VQL queries may encounter errors during their execution. For example, we might try to open a file, but fail due to insufficient permissions.

It is especially not desirable to have VQL stop execution completely and abort when an error occurs. Usually we want the query to continue and produce as much data as possible. However, we do want to know that some things potentially went wrong.

Therefore VQL functions typically return NULL in the case of an error, and log the error in the Query Logs. These logs are visible in a number of places:

1. When collecting an artifact from a client, the query logs are visible in the Logs tab.
2. In a notebook cell the query logs are visible by clicking the Logs button at the bottom of the cell.
3. With the API the query logs are returned in a separate response field.
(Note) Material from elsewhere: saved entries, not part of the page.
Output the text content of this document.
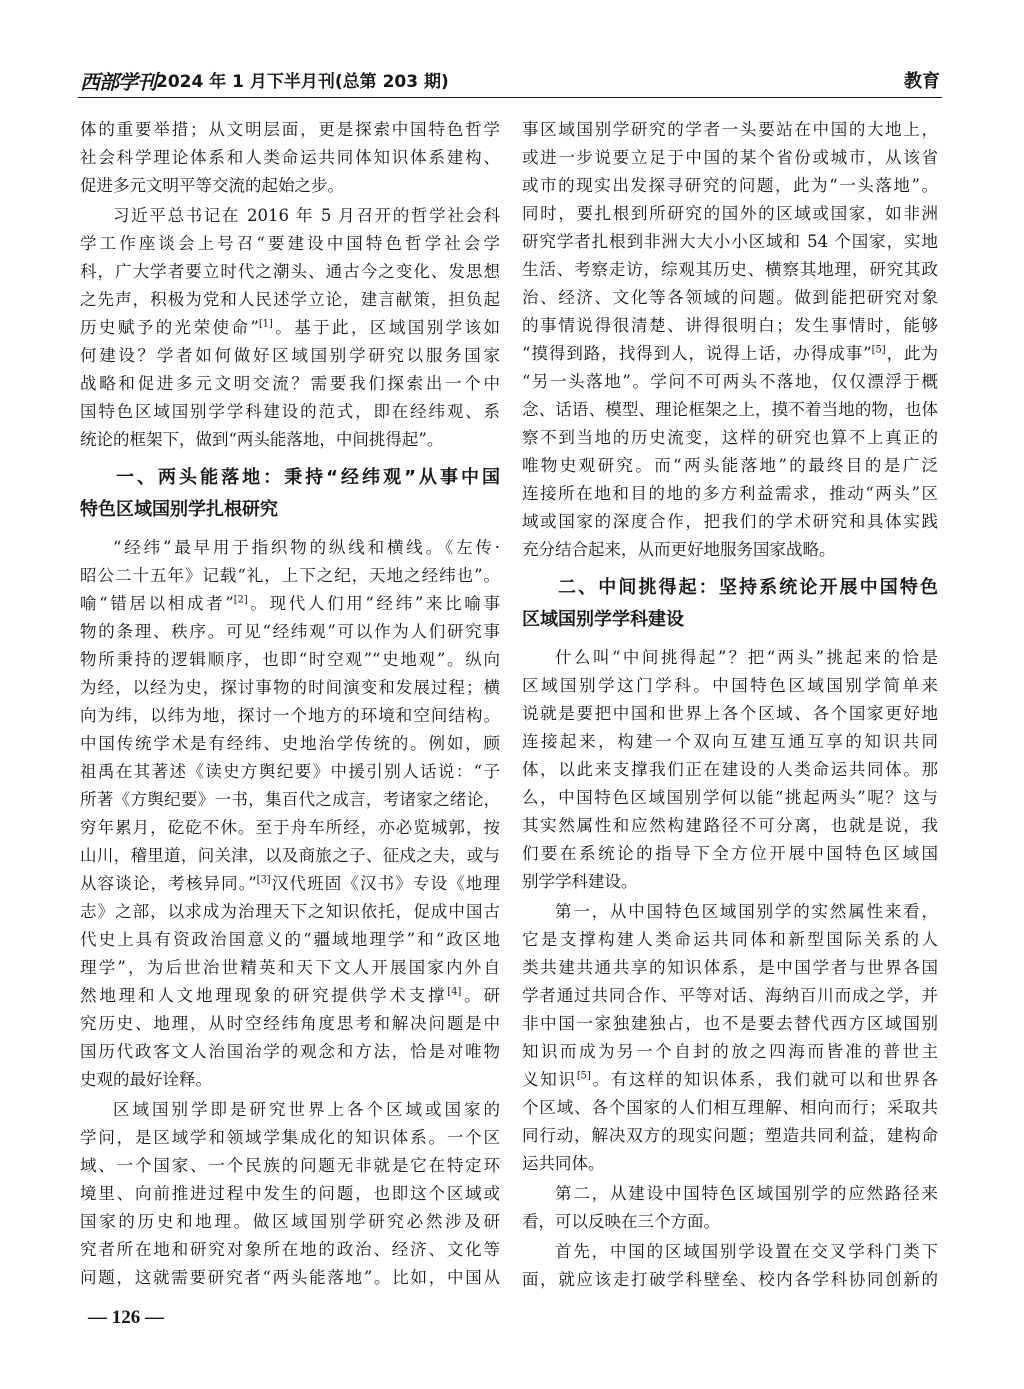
西部学刊 2024 年 1 月下半月刊(总第 203 期)	教育
体的重要举措；从文明层面，更是探索中国特色哲学
社会科学理论体系和人类命运共同体知识体系建构、
促进多元文明平等交流的起始之步。
习近平总书记在 2016 年 5 月召开的哲学社会科
学工作座谈会上号召“要建设中国特色哲学社会学
科，广大学者要立时代之潮头、通古今之变化、发思想
之先声，积极为党和人民述学立论，建言献策，担负起
历史赋予的光荣使命”[1]。基于此，区域国别学该如
何建设？学者如何做好区域国别学研究以服务国家
战略和促进多元文明交流？需要我们探索出一个中
国特色区域国别学学科建设的范式，即在经纬观、系
统论的框架下，做到“两头能落地，中间挑得起”。
一、两头能落地：秉持“经纬观”从事中国
特色区域国别学扎根研究
“经纬”最早用于指织物的纵线和横线。《左传·
昭公二十五年》记载“礼，上下之纪，天地之经纬也”。
喻“错居以相成者”[2]。现代人们用“经纬”来比喻事
物的条理、秩序。可见“经纬观”可以作为人们研究事
物所秉持的逻辑顺序，也即“时空观”“史地观”。纵向
为经，以经为史，探讨事物的时间演变和发展过程；横
向为纬，以纬为地，探讨一个地方的环境和空间结构。
中国传统学术是有经纬、史地治学传统的。例如，顾
祖禹在其著述《读史方舆纪要》中援引别人话说：“子
所著《方舆纪要》一书，集百代之成言，考诸家之绪论，
穷年累月，矻矻不休。至于舟车所经，亦必览城郭，按
山川，稽里道，问关津，以及商旅之子、征戍之夫，或与
从容谈论，考核异同。”[3]汉代班固《汉书》专设《地理
志》之部，以求成为治理天下之知识依托，促成中国古
代史上具有资政治国意义的“疆域地理学”和“政区地
理学”，为后世治世精英和天下文人开展国家内外自
然地理和人文地理现象的研究提供学术支撑[4]。研
究历史、地理，从时空经纬角度思考和解决问题是中
国历代政客文人治国治学的观念和方法，恰是对唯物
史观的最好诠释。
区域国别学即是研究世界上各个区域或国家的
学问，是区域学和领域学集成化的知识体系。一个区
域、一个国家、一个民族的问题无非就是它在特定环
境里、向前推进过程中发生的问题，也即这个区域或
国家的历史和地理。做区域国别学研究必然涉及研
究者所在地和研究对象所在地的政治、经济、文化等
问题，这就需要研究者“两头能落地”。比如，中国从
事区域国别学研究的学者一头要站在中国的大地上，
或进一步说要立足于中国的某个省份或城市，从该省
或市的现实出发探寻研究的问题，此为“一头落地”。
同时，要扎根到所研究的国外的区域或国家，如非洲
研究学者扎根到非洲大大小小区域和 54 个国家，实地
生活、考察走访，综观其历史、横察其地理，研究其政
治、经济、文化等各领域的问题。做到能把研究对象
的事情说得很清楚、讲得很明白；发生事情时，能够
“摸得到路，找得到人，说得上话，办得成事”[5]，此为
“另一头落地”。学问不可两头不落地，仅仅漂浮于概
念、话语、模型、理论框架之上，摸不着当地的物，也体
察不到当地的历史流变，这样的研究也算不上真正的
唯物史观研究。而“两头能落地”的最终目的是广泛
连接所在地和目的地的多方利益需求，推动“两头”区
域或国家的深度合作，把我们的学术研究和具体实践
充分结合起来，从而更好地服务国家战略。
二、中间挑得起：坚持系统论开展中国特色
区域国别学学科建设
什么叫“中间挑得起”？把“两头”挑起来的恰是
区域国别学这门学科。中国特色区域国别学简单来
说就是要把中国和世界上各个区域、各个国家更好地
连接起来，构建一个双向互建互通互享的知识共同
体，以此来支撑我们正在建设的人类命运共同体。那
么，中国特色区域国别学何以能“挑起两头”呢？这与
其实然属性和应然构建路径不可分离，也就是说，我
们要在系统论的指导下全方位开展中国特色区域国
别学学科建设。
第一，从中国特色区域国别学的实然属性来看，
它是支撑构建人类命运共同体和新型国际关系的人
类共建共通共享的知识体系，是中国学者与世界各国
学者通过共同合作、平等对话、海纳百川而成之学，并
非中国一家独建独占，也不是要去替代西方区域国别
知识而成为另一个自封的放之四海而皆准的普世主
义知识[5]。有这样的知识体系，我们就可以和世界各
个区域、各个国家的人们相互理解、相向而行；采取共
同行动，解决双方的现实问题；塑造共同利益，建构命
运共同体。
第二，从建设中国特色区域国别学的应然路径来
看，可以反映在三个方面。
首先，中国的区域国别学设置在交叉学科门类下
面，就应该走打破学科壁垒、校内各学科协同创新的
— 126 —
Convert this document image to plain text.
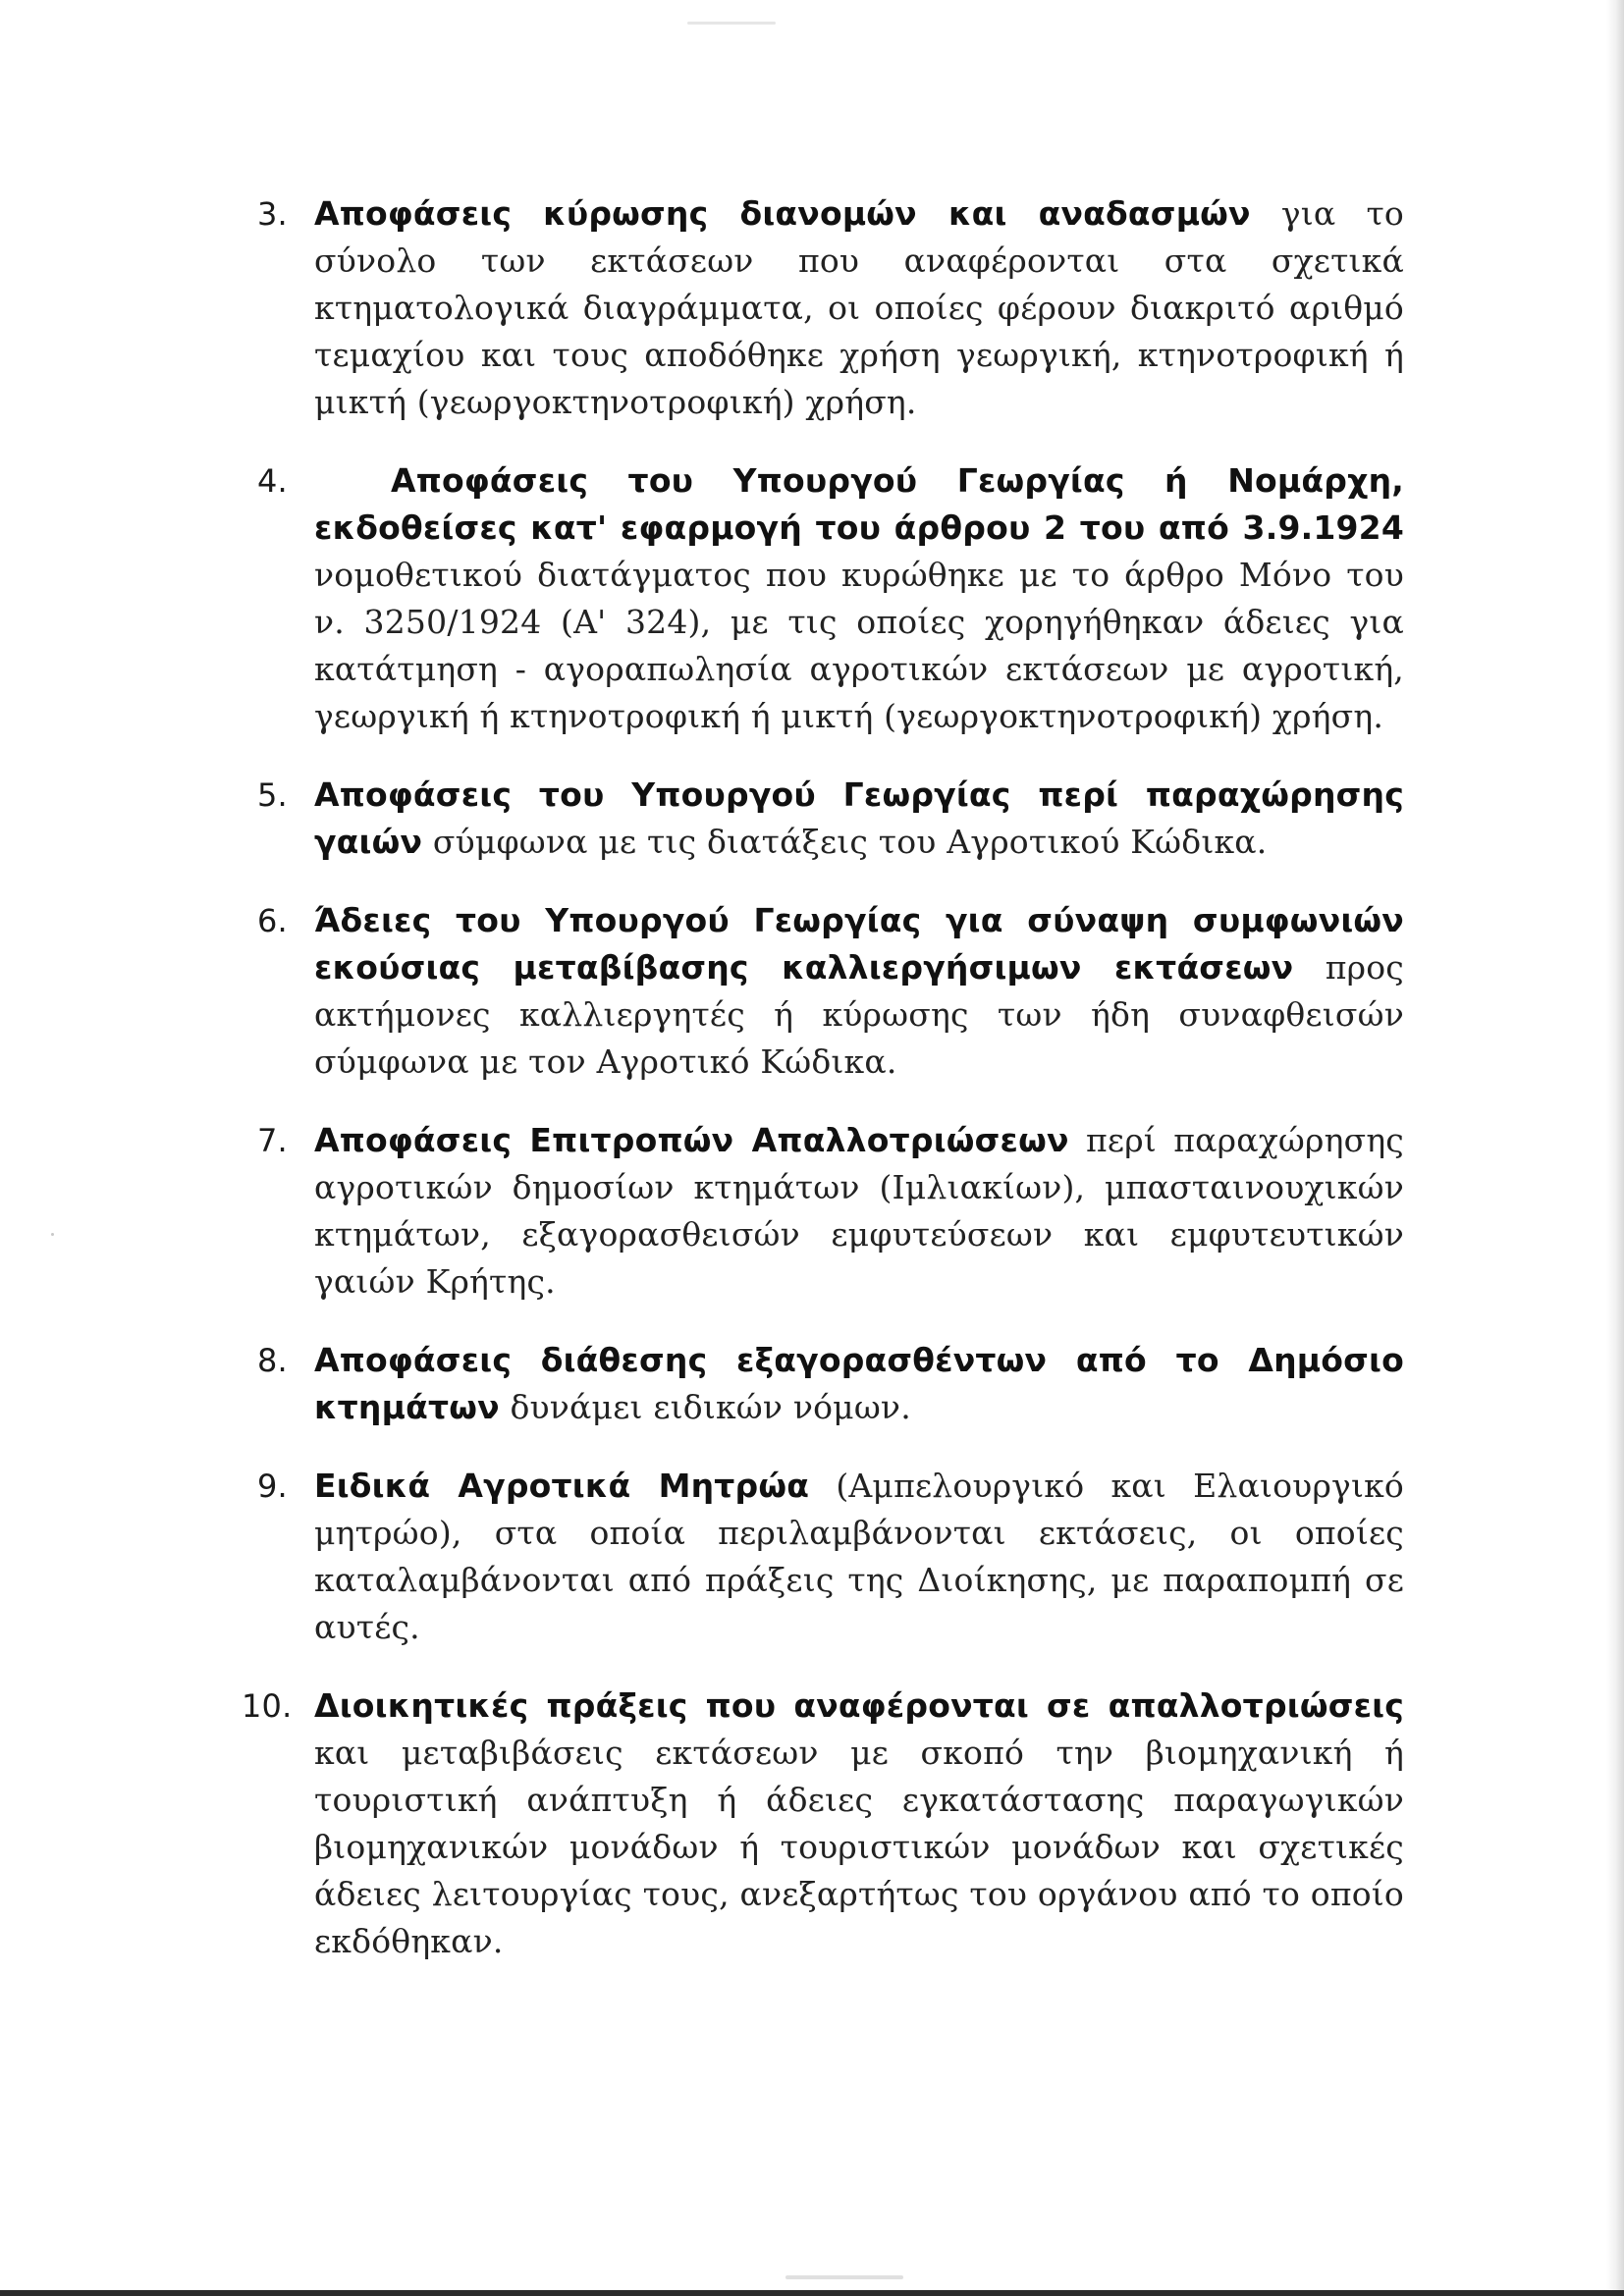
3. Αποφάσεις κύρωσης διανομών και αναδασμών για το σύνολο των εκτάσεων που αναφέρονται στα σχετικά κτηματολογικά διαγράμματα, οι οποίες φέρουν διακριτό αριθμό τεμαχίου και τους αποδόθηκε χρήση γεωργική, κτηνοτροφική ή μικτή (γεωργοκτηνοτροφική) χρήση.
4.	Αποφάσεις του Υπουργού Γεωργίας ή Νομάρχη, εκδοθείσες κατ' εφαρμογή του άρθρου 2 του από 3.9.1924 νομοθετικού διατάγματος που κυρώθηκε με το άρθρο Μόνο του ν. 3250/1924 (Α' 324), με τις οποίες χορηγήθηκαν άδειες για κατάτμηση - αγοραπωλησία αγροτικών εκτάσεων με αγροτική, γεωργική ή κτηνοτροφική ή μικτή (γεωργοκτηνοτροφική) χρήση.
5. Αποφάσεις του Υπουργού Γεωργίας περί παραχώρησης γαιών σύμφωνα με τις διατάξεις του Αγροτικού Κώδικα.
6. Άδειες του Υπουργού Γεωργίας για σύναψη συμφωνιών εκούσιας μεταβίβασης καλλιεργήσιμων εκτάσεων προς ακτήμονες καλλιεργητές ή κύρωσης των ήδη συναφθεισών σύμφωνα με τον Αγροτικό Κώδικα.
7. Αποφάσεις Επιτροπών Απαλλοτριώσεων περί παραχώρησης αγροτικών δημοσίων κτημάτων (Ιμλιακίων), μπασταινουχικών κτημάτων, εξαγορασθεισών εμφυτεύσεων και εμφυτευτικών γαιών Κρήτης.
8. Αποφάσεις διάθεσης εξαγορασθέντων από το Δημόσιο κτημάτων δυνάμει ειδικών νόμων.
9. Ειδικά Αγροτικά Μητρώα (Αμπελουργικό και Ελαιουργικό μητρώο), στα οποία περιλαμβάνονται εκτάσεις, οι οποίες καταλαμβάνονται από πράξεις της Διοίκησης, με παραπομπή σε αυτές.
10. Διοικητικές πράξεις που αναφέρονται σε απαλλοτριώσεις και μεταβιβάσεις εκτάσεων με σκοπό την βιομηχανική ή τουριστική ανάπτυξη ή άδειες εγκατάστασης παραγωγικών βιομηχανικών μονάδων ή τουριστικών μονάδων και σχετικές άδειες λειτουργίας τους, ανεξαρτήτως του οργάνου από το οποίο εκδόθηκαν.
When writing a VQL query, another aspect to think about is: what do we define as an error? For example if we write a VQL query to collect a bunch of files, but one of these files is unreadable - do we consider the query has failed? Should we just stop?

It really depends on a case by case basis.

Generally when collecting an artifact, a number of error conditions might occur and some query logs will be produced. But the collection is not automatically marked as an Error unless one of the following conditions is met:

1. Any logs are emitted at the ERROR level (using the log() function with level='ERROR').
2. Any log messages match the error patterns defined in Frontend.collection_error_regex. By default this includes Symbol not found which usually indicates a mistake or typo with the VQL query itself.
3. Errors produced by the client itself (e.g. the query canceled or timed out)

When a collection indicates an error all it means is that something unexpected happened and a user needs to take a closer look. The collection may still contain useful data - it is a judgment call.

Therefore when writing your own VQL think if an error is actually something we need to alert the user about (i.e. there is no further value in the collection) or can we just log the error and move on.

Conversely as a Velociraptor user, when a collection is completed without an error it does not necessarily mean that everything worked perfectly - there may be some messages in the query logs that alert to some errors encountered. You should always take a quick look at the error logs to see if there is anything of concern.